He was fixing me with an unreadable expression that made my skin crawl. “Punishable by indefinite confinement in a secure facility… sounds… really… really bad,” I said weakly.
“Yet, to report me, you will undo the safeties I put in place for you.”
“My… My pack is in trouble,” I whispered. “If I don’t help them, they could die.”
“Your pack?” he asked. “Are you referring to the alphas that dark bonded you?”
I straightened, holding his gaze furiously. “I asked for the bond.” My voice was hoarse. “I love them, and I won’t leave without your help.”
He leaned back in his seat, considering that, and he was a lot less surprised that I’d imagined he would be. I think, perhaps, something even softened in his eyes. I rarely saw that for anyone other than Aunty Lauren.
More seconds ticked by, and I nervously shifted the stack of papers, trying not to break his eye contact.
“I was worried that when she saw that bite, she would… she would… Well, she would never forgive me. She already doesn’t.”
“Aunty?” I asked, voice hoarse. “She’s here?”
“She’s away for the weekend. But I hope that she will be able to see you again, perhaps when this matter is dealt with. Especially if there’s a chance that the bond on your neck isn’t as dire as it looks. I don’t think… Well, she was so very worried when you left. The thought of you becoming bonded against your will gave her nightmares. Both…” He cleared his throat. “Both of us.”
I frowned, somewhat taken aback by that admission.
“I rather thought you were here for sanctuary,” he added.
“From… them?” I asked, fingers touching Dusk’s bite.
“Yes.”
I blinked at that. Mostly because, even believing that, he’d let me in. I’d run from him after he’d taken me in. He’d risked a lot to protect me, and still he was prepared to help if it were a pack of alphas who had put an unwanted bond on my neck.
“She loves you, Shatter. I hope you know that. I… I have been far from perfect, but I do want to see you find happiness.”
“My pack,” I said, seizing that. “I need to protect them. It’s the reason I’m here, and I don’t think anyone else has answers.”
He nodded.
“Well. I admit a reasonable amount of curiosity. I don’t know a great deal about what happened at the facility before, but in the community, breakthroughs do have a way of spreading—no matter how much the Institute wished they didn’t.”

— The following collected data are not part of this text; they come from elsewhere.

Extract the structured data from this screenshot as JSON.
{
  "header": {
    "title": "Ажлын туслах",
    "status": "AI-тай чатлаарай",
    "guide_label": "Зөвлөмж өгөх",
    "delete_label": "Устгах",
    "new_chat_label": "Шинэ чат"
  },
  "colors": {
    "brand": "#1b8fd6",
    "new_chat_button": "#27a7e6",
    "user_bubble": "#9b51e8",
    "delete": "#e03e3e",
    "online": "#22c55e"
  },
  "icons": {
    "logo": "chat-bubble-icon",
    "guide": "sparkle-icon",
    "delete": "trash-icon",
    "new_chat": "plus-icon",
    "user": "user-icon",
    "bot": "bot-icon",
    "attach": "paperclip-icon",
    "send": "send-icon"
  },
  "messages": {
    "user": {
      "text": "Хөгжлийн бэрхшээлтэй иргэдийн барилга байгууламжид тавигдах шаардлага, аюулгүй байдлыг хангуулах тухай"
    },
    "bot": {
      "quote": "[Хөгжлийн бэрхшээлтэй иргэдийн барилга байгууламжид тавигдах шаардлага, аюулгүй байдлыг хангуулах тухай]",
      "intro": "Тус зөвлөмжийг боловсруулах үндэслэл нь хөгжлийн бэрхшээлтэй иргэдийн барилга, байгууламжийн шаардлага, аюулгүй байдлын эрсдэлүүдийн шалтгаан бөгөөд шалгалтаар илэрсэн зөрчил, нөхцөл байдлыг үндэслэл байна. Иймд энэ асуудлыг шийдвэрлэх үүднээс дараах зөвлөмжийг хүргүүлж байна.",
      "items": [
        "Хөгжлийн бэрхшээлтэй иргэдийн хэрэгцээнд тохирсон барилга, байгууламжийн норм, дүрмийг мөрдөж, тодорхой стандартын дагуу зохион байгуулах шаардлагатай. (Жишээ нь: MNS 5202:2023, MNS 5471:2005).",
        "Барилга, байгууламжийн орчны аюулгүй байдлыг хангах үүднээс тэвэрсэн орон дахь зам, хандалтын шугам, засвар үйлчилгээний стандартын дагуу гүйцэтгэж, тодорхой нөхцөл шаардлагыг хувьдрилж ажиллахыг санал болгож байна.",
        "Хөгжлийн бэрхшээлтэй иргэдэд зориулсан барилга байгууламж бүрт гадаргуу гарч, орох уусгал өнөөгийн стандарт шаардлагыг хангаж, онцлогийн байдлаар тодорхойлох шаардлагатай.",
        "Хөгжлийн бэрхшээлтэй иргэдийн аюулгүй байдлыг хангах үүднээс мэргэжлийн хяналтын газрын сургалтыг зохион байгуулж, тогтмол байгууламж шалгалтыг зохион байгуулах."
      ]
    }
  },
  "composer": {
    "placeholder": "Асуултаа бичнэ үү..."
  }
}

“Do you know what they were trying to do?”
“Not explicitly, though one can draw some conclusions with the right puzzle pieces.”
“What puzzle pieces?” I asked.
I knew Umbra and Dusk had tried to overturn every stone for those answers about what the experiments were trying to accomplish.
“I’ve been in this line of work for a long time. The Akologists they arrested were old colleagues, some of which I’d even studied with. I knew their drives—their obsessions. And only obsession could push one of our own to go to such… unethical lengths for answers.”
I nodded.
“The Lincoln pack were part of it.”
His eyebrows rose. “The pack I sponsored—the alphas you claimed were your mates—were a part of those trials?” he asked.
I nodded. “Clients helping fund the… the studies.”
“Now that,” he murmured. “Is rather disturbing. I assume one—or more of them?—”
“Flynn,” I said. “Flynn has aura sickness.”